In a major initiative that grew along with the discipline, Dr. Mitchell became involved with SalusWorld, which she states requires a pinch of passion to deal with all the challenges. Aligning with her opinion on what is most frustrating in the field, Dr. Mitchell expressed that funding was always a challenge. There is often an ill-informed audience who sees mental health as a luxury and believe mental health should be sidelined for clean drinking water. Dr. Mitchell aptly asks why these two must be mutually exclusive. In this particular scenario, individuals will have a difficult time accessing water from a well if they are depressed and lack access to mental health services that could improve their overall functioning. This example also stresses how interconnected mental health is with other disciplines. In microfinance projects, if an individual is suicidal, he or she cannot pay loans- therefore the development sector really needs to incorporate mental health initiatives into their own work.

Dr. Mitchell identified that there are intersections between conflict resolution and clinical psychology, but the ties could be strengthened. For example, conflict resolution practitioners would benefit from thinking about how PTSD might interact with restorative justice programs, or question- how does someone heal with unrecognized abuse? Students at Korbel often think on the macro level and when these students take Dr. Mitchell's courses, she states that students are often fascinated to learn how mental health interventions can help heal systems.

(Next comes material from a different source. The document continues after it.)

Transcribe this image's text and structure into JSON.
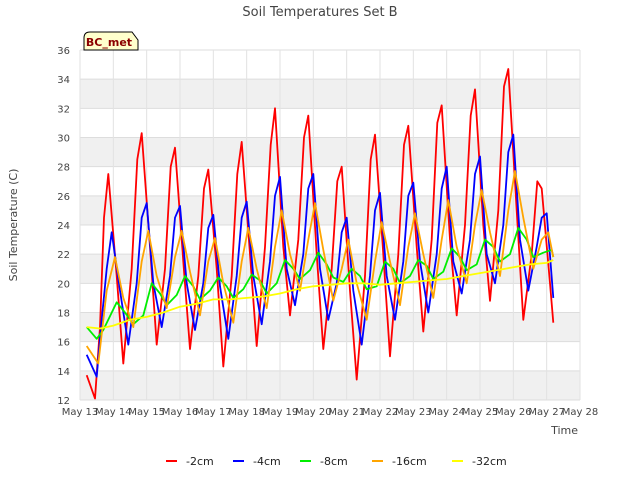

For students studying conflict resolution, Dr. Mitchell states that an academic lens only helps to enhance concepts of best practices. In the field, it is often easy to rush into solutions and actions, but an academic perspective can remind organizations to reflect on practice, collaborate, and keep sustainability in mind, thus leading to more effective actions and interventions. Additionally, Dr. Mitchell advises that when working in the conflict resolution field, it is imperative not to shelve mental health with the mindset that it can simply be paused or "dealt with later." Trauma and its impacts can stymie conflict resolution initiatives and should be addressed in coordination with, instead of sacrificed for, conflict resolution efforts.

When asked about how she manages the immense pressures and disheartening stories that accompany her work in global mental health, Dr. Mitchell stated that mindfulness is key, and instead of having a "head in the sand" approach to trauma, she would rather be aware of the issues and work towards recovery. She laughingly replied that on her tombstone, the words "She tried." would be a welcome epithet.